July 26, 2011 — Minneapolis, MN

In a letter to President Obama and federal officials involved in the current budget stalemate, Nonviolent Peaceforce urged our leaders to look at a new, highly effective means of responding to global violence and conflict that would entail great savings. According to Mel Duncan, co-founder of Nonviolent Peaceforce and the letter’s author, “In some conflict situations around the world, it makes sound strategic sense to use teams of unarmed international civilian peacekeepers to protect civilians and prevent violence.’’

“Because it focuses on and addresses root causes of violence, unarmed civilian peacekeeping carried out by trained professionals effectively resolves long-standing conflicts and makes durable peace possible,” added Duncan.

Unarmed civilian peacekeepers are cost-effective compared to armed peacekeepers. Unlike the latter, they live among the civilians they work to protect, not in separate military compounds. Armed troops engaged in military intervention require far more infrastructure and costly equipment than unarmed peacekeepers.
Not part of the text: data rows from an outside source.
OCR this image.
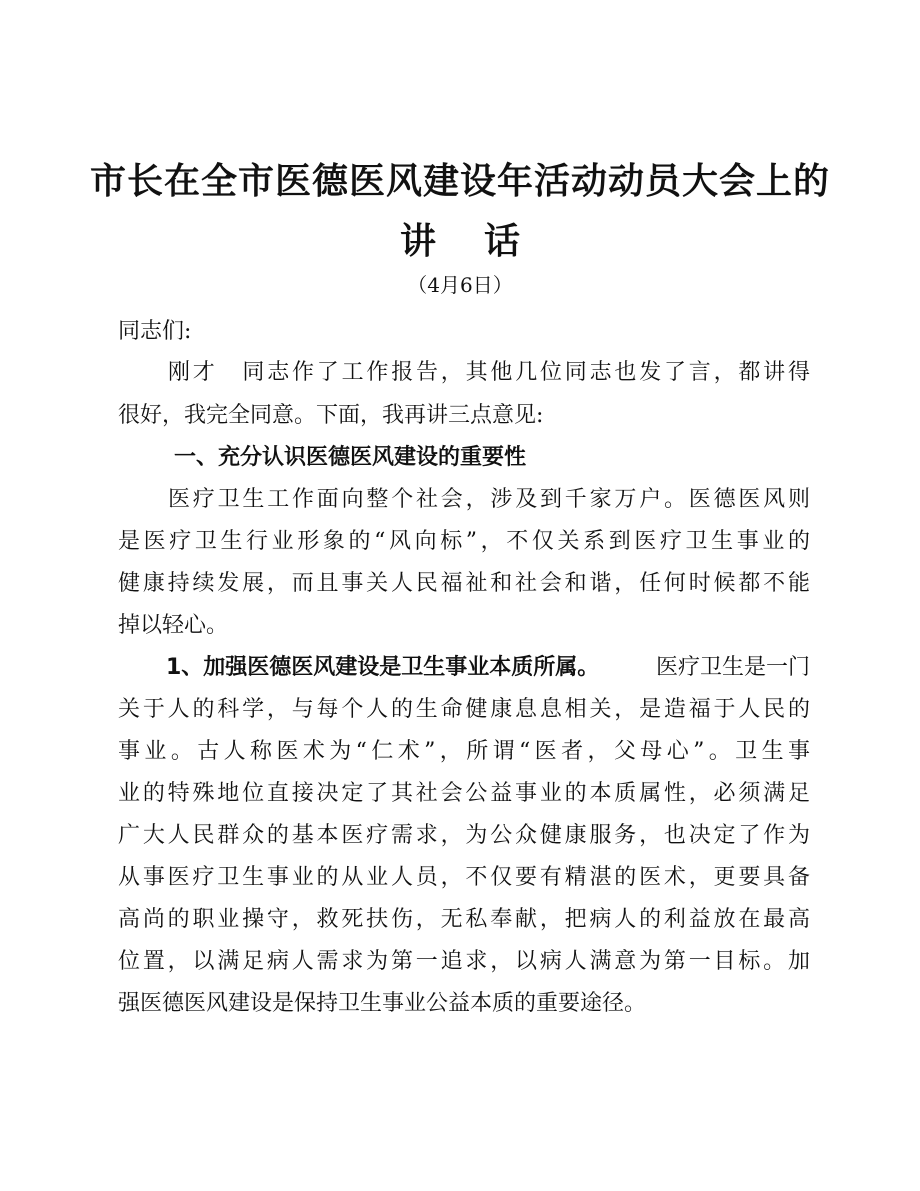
市长在全市医德医风建设年活动动员大会上的
讲 话
（4月6日）
同志们:
刚才　同志作了工作报告，其他几位同志也发了言，都讲得
很好，我完全同意。下面，我再讲三点意见:
一、充分认识医德医风建设的重要性
医疗卫生工作面向整个社会，涉及到千家万户。医德医风则
是医疗卫生行业形象的“风向标”，不仅关系到医疗卫生事业的
健康持续发展，而且事关人民福祉和社会和谐，任何时候都不能
掉以轻心。
1、加强医德医风建设是卫生事业本质所属。	医疗卫生是一门
关于人的科学，与每个人的生命健康息息相关，是造福于人民的
事业。古人称医术为“仁术”，所谓“医者，父母心”。卫生事
业的特殊地位直接决定了其社会公益事业的本质属性，必须满足
广大人民群众的基本医疗需求，为公众健康服务，也决定了作为
从事医疗卫生事业的从业人员，不仅要有精湛的医术，更要具备
高尚的职业操守，救死扶伤，无私奉献，把病人的利益放在最高
位置，以满足病人需求为第一追求，以病人满意为第一目标。加
强医德医风建设是保持卫生事业公益本质的重要途径。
Unarmed, international, non-partisan peacekeepers protect and facilitate local efforts to find nonviolent solutions to conflict. In Sri Lanka, the Philippines and the Republic of South Sudan, such peacekeepers are proving their worth in lives saved, communities protected and civilians empowered to play a significant in their own safety.

It is time to take a good, hard look at the cost-effectiveness of our military spending and face the fact that our investment has not paid off as envisioned. Certainly, it has not paid off for the growing numbers of civilians devastated by conflict. As a world leader, it is time America sought new approaches toward making the world safer for civilians who bear the brunt of violence and all the hardship it entails.
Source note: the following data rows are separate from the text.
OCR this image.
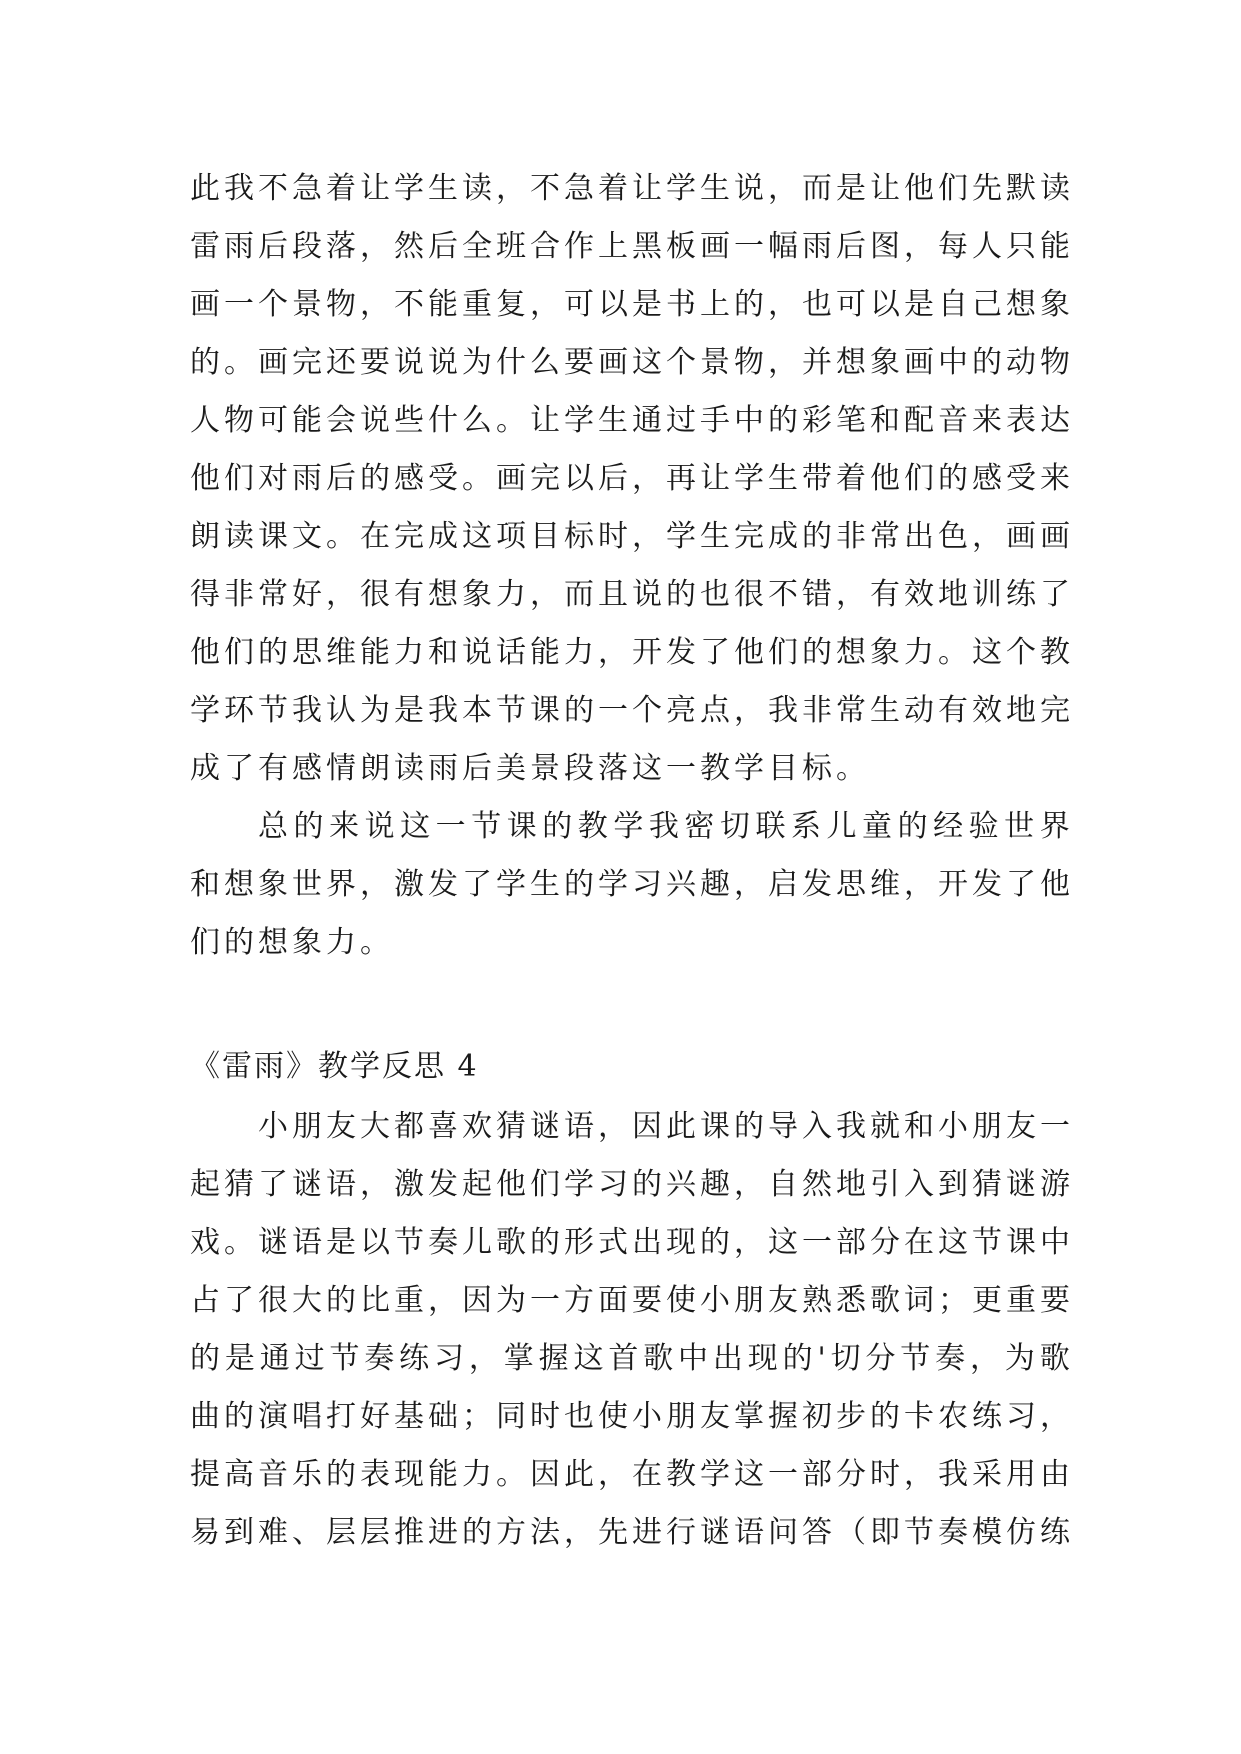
此 我 不 急 着 让 学 生 读 ， 不 急 着 让 学 生 说 ， 而 是 让 他 们 先 默 读
雷 雨 后 段 落 ， 然 后 全 班 合 作 上 黑 板 画 一 幅 雨 后 图 ， 每 人 只 能
画 一 个 景 物 ， 不 能 重 复 ， 可 以 是 书 上 的 ， 也 可 以 是 自 己 想 象
的 。 画 完 还 要 说 说 为 什 么 要 画 这 个 景 物 ， 并 想 象 画 中 的 动 物
人 物 可 能 会 说 些 什 么 。 让 学 生 通 过 手 中 的 彩 笔 和 配 音 来 表 达
他 们 对 雨 后 的 感 受 。 画 完 以 后 ， 再 让 学 生 带 着 他 们 的 感 受 来
朗 读 课 文 。 在 完 成 这 项 目 标 时 ， 学 生 完 成 的 非 常 出 色 ， 画 画
得 非 常 好 ， 很 有 想 象 力 ， 而 且 说 的 也 很 不 错 ， 有 效 地 训 练 了
他 们 的 思 维 能 力 和 说 话 能 力 ， 开 发 了 他 们 的 想 象 力 。 这 个 教
学 环 节 我 认 为 是 我 本 节 课 的 一 个 亮 点 ， 我 非 常 生 动 有 效 地 完
成了有感情朗读雨后美景段落这一教学目标。
总 的 来 说 这 一 节 课 的 教 学 我 密 切 联 系 儿 童 的 经 验 世 界
和 想 象 世 界 ， 激 发 了 学 生 的 学 习 兴 趣 ， 启 发 思 维 ， 开 发 了 他
们的想象力。
《雷雨》教学反思 4
小 朋 友 大 都 喜 欢 猜 谜 语 ， 因 此 课 的 导 入 我 就 和 小 朋 友 一
起 猜 了 谜 语 ， 激 发 起 他 们 学 习 的 兴 趣 ， 自 然 地 引 入 到 猜 谜 游
戏 。 谜 语 是 以 节 奏 儿 歌 的 形 式 出 现 的 ， 这 一 部 分 在 这 节 课 中
占 了 很 大 的 比 重 ， 因 为 一 方 面 要 使 小 朋 友 熟 悉 歌 词 ； 更 重 要
的 是 通 过 节 奏 练 习 ， 掌 握 这 首 歌 中 出 现 的 ' 切 分 节 奏 ， 为 歌
曲 的 演 唱 打 好 基 础 ； 同 时 也 使 小 朋 友 掌 握 初 步 的 卡 农 练 习 ，
提 高 音 乐 的 表 现 能 力 。 因 此 ， 在 教 学 这 一 部 分 时 ， 我 采 用 由
易 到 难 、 层 层 推 进 的 方 法 ， 先 进 行 谜 语 问 答 （ 即 节 奏 模 仿 练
Unarmed civilian peacekeeping truly fosters long-term stability, and present conditions offer the opportunity for true reform. According to the World Development Report of 2011, 1.5 billion people live in countries with recurring violence. None of those countries has achieved even one of the goals set forth under the Millennium Development initiative.
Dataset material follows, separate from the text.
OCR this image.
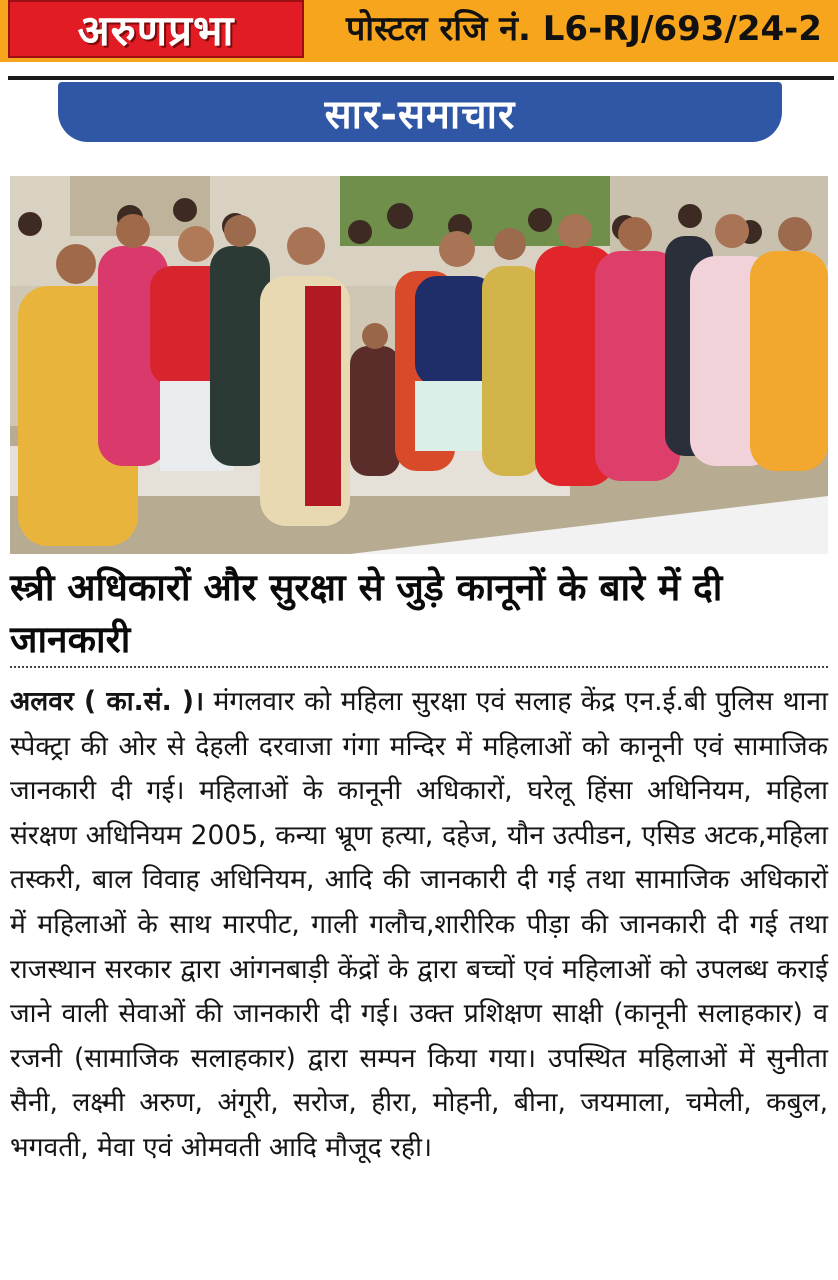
अरुणप्रभा	पोस्टल रजि नं. L6-RJ/693/24-2
सार-समाचार
स्त्री अधिकारों और सुरक्षा से जुड़े कानूनों के बारे में दी जानकारी

अलवर ( का.सं. )। मंगलवार को महिला सुरक्षा एवं सलाह केंद्र एन.ई.बी पुलिस थाना स्पेक्ट्रा की ओर से देहली दरवाजा गंगा मन्दिर में महिलाओं को कानूनी एवं सामाजिक जानकारी दी गई। महिलाओं के कानूनी अधिकारों, घरेलू हिंसा अधिनियम, महिला संरक्षण अधिनियम 2005, कन्या भ्रूण हत्या, दहेज, यौन उत्पीडन, एसिड अटक,महिला तस्करी, बाल विवाह अधिनियम, आदि की जानकारी दी गई तथा सामाजिक अधिकारों में महिलाओं के साथ मारपीट, गाली गलौच,शारीरिक पीड़ा की जानकारी दी गई तथा राजस्थान सरकार द्वारा आंगनबाड़ी केंद्रों के द्वारा बच्चों एवं महिलाओं को उपलब्ध कराई जाने वाली सेवाओं की जानकारी दी गई। उक्त प्रशिक्षण साक्षी (कानूनी सलाहकार) व रजनी (सामाजिक सलाहकार) द्वारा सम्पन किया गया। उपस्थित महिलाओं में सुनीता सैनी, लक्ष्मी अरुण, अंगूरी, सरोज, हीरा, मोहनी, बीना, जयमाला, चमेली, कबुल, भगवती, मेवा एवं ओमवती आदि मौजूद रही।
Even shifting a small fraction of the Pentagon budget to support international, unarmed, civilian peacekeeping could generate significant savings in military and international development costs. It is time for the world to shift to a violence-prevention paradigm focused on civilian protection, and our great nation can lead the way.


Nonviolent Peaceforce (NP) deploys professionally trained, paid unarmed civilian peacekeepers to protect civilians under acute threat of violence. Countries with current deployments include Sri Lanka, the Philippines and Southern Sudan with explorations under way in South Caucasus and Kyrgyzstan.